Wenig später konnten alarmierte Polizeibeamte den 22-Jährigen – er hat ebenso wie die 23-Jährige und das 19 Jahre alte Opfer in Deutschland Asyl beantragt – festnehmen. Er saß beim Eintreffen der Beamten noch im Innenhof, hatte das Tatmesser noch bei sich und ließ sich nach Informationen der Volksstimme ohne jede Gegenwehr festnehmen.

Offenbar retteten anschließend nur das schnelle medizinische Eingreifen von einer Notärztin und Rettungssanitätern vor Ort und später eine mehrstündige Not-Operation im Wernigeröder Harzklinikum dem lebensgefährlich verletzten Mann aus Guinea-Bissau das Leben. Dennoch war sein Zustand auch nach der Not-OP zunächst weiter kritisch. Er wurde am Tag nach der Attacke mit einem Hubschrauber in die Uniklinik Leipzig verlegt.

Dass dem nunmehr 23-Jährigen vor dem Landgericht Magdeburg versuchter Mord vorgeworfen wird, hat maßgeblich mit dem Tatmotiv zu tun. Nach Informationen der Volksstimme geht die Staatsanwaltschaft von Eifersucht als Tatmotiv aus. Das würde als niedriger Beweggrund gelten und damit einem klassischen Mordmerkmal entsprechen. Zudem könnte der Fakt, dass der Angeklagte auf das schwer verletzt und wehrlos am Boden liegende Opfer weiter eingestochen hat, als heimtückisch eingestuft werden.

Die Staatsanwaltschaft in Halberstadt machte zu diesem Fall keine weiteren Angaben, da bereits vor dem Landgericht Magdeburg Anklage erhoben worden sei.

Das Opfer überlebte dank der medizinischen Hilfe in Wernigerode und Leipzig seine schweren Verletzungen. Der 23-Jährige Angeschuldigte befindet sich seit der Tat in Untersuchungshaft.

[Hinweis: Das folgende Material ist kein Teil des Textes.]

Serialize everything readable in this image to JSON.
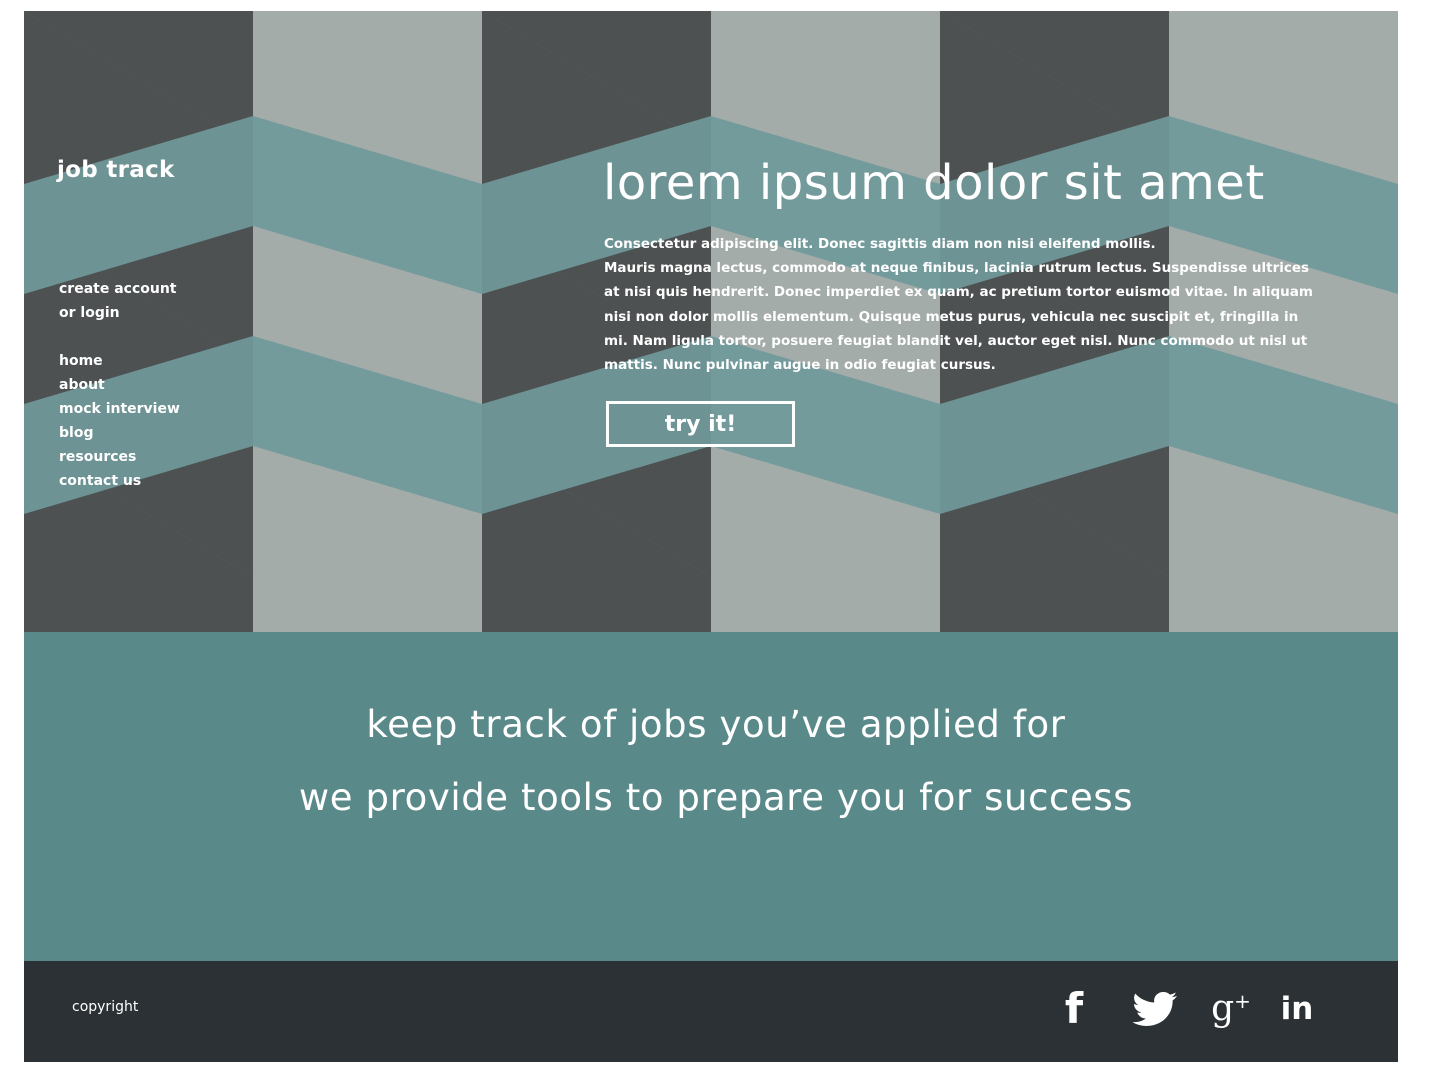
{
  "brand": {
    "name": "job track"
  },
  "nav": {
    "account": [
      "create account",
      "or login"
    ],
    "items": [
      "home",
      "about",
      "mock interview",
      "blog",
      "resources",
      "contact us"
    ]
  },
  "hero": {
    "headline": "lorem ipsum dolor sit amet",
    "body": "Consectetur adipiscing elit. Donec sagittis diam non nisi eleifend mollis. Mauris magna lectus, commodo at neque finibus, lacinia rutrum lectus. Suspendisse ultrices at nisi quis hendrerit. Donec imperdiet ex quam, ac pretium tortor euismod vitae. In aliquam nisi non dolor mollis elementum. Quisque metus purus, vehicula nec suscipit et, fringilla in mi. Nam ligula tortor, posuere feugiat blandit vel, auctor eget nisl. Nunc commodo ut nisl ut mattis. Nunc pulvinar augue in odio feugiat cursus.",
    "body_line_1": "Consectetur adipiscing elit. Donec sagittis diam non nisi eleifend mollis.",
    "body_rest": "Mauris magna lectus, commodo at neque finibus, lacinia rutrum lectus. Suspendisse ultrices at nisi quis hendrerit. Donec imperdiet ex quam, ac pretium tortor euismod vitae. In aliquam nisi non dolor mollis elementum. Quisque metus purus, vehicula nec suscipit et, fringilla in mi. Nam ligula tortor, posuere feugiat blandit vel, auctor eget nisl. Nunc commodo ut nisl ut mattis. Nunc pulvinar augue in odio feugiat cursus.",
    "cta_label": "try it!"
  },
  "band": {
    "line_1": "keep track of jobs you’ve applied for",
    "line_2": "we provide tools to prepare you for success"
  },
  "footer": {
    "copyright": "copyright",
    "social": [
      "facebook-icon",
      "twitter-icon",
      "google-plus-icon",
      "linkedin-icon"
    ],
    "gplus_glyph": "g",
    "gplus_sup": "+",
    "linkedin_glyph": "in",
    "facebook_glyph": "f"
  },
  "colors": {
    "dark": "#4a4f50",
    "light": "#b7bfbd",
    "mid": "#7f8886",
    "teal": "#77a3a5",
    "band": "#5a898a",
    "footer": "#2b3134"
  }
}
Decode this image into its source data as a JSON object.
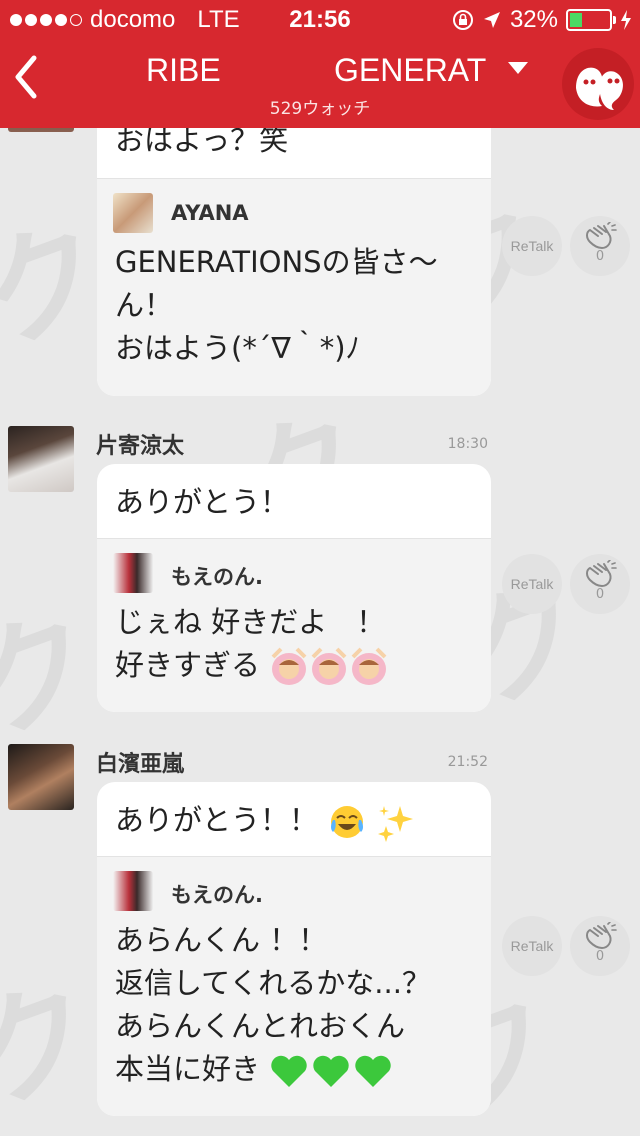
{
  "status_bar": {
    "carrier": "docomo",
    "network": "LTE",
    "time": "21:56",
    "battery_percent": "32%",
    "battery_level": 0.32
  },
  "header": {
    "title_left": "RIBE",
    "title_right": "GENERAT",
    "watch_count": "529ウォッチ",
    "background_color": "#d7282f"
  },
  "messages": [
    {
      "sender": "",
      "time": "",
      "main_text": "おはよっ？笑",
      "reply": {
        "name": "AYANA",
        "lines": [
          "GENERATIONSの皆さ〜",
          "ん！",
          "おはよう(*´∇｀*)ﾉ"
        ]
      },
      "retalk_label": "ReTalk",
      "clap_count": "0"
    },
    {
      "sender": "片寄涼太",
      "time": "18:30",
      "main_text": "ありがとう！",
      "reply": {
        "name": "もえのん.",
        "lines": [
          "じぇね 好きだよ　！",
          "好きすぎる"
        ]
      },
      "retalk_label": "ReTalk",
      "clap_count": "0"
    },
    {
      "sender": "白濱亜嵐",
      "time": "21:52",
      "main_text": "ありがとう！！",
      "reply": {
        "name": "もえのん.",
        "lines": [
          "あらんくん ！！",
          "返信してくれるかな...？",
          "あらんくんとれおくん",
          "本当に好き"
        ]
      },
      "retalk_label": "ReTalk",
      "clap_count": "0"
    }
  ],
  "icons": {
    "back": "chevron-left-icon",
    "dropdown": "caret-down-icon",
    "ghost": "ghost-icon",
    "clap": "clap-icon"
  }
}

Um etwaige weitere Übergriffe aus dem Umfeld des Mannes zu verhindern, sind der 19-Jährige aus Guinea-Bissau sowie die 23-Jährige aus Mali mittlerweile streng abgeschirmt anderweitig untergebracht.

Nach Angaben des Magdeburger Landgerichts-Sprechers prüft das Gericht aktuell die Eröffnung eines Hauptverfahrens. Werde diese Frage bejaht, könnte das Verfahren noch im April vor der Schwurgerichtskammer eröffnet werden.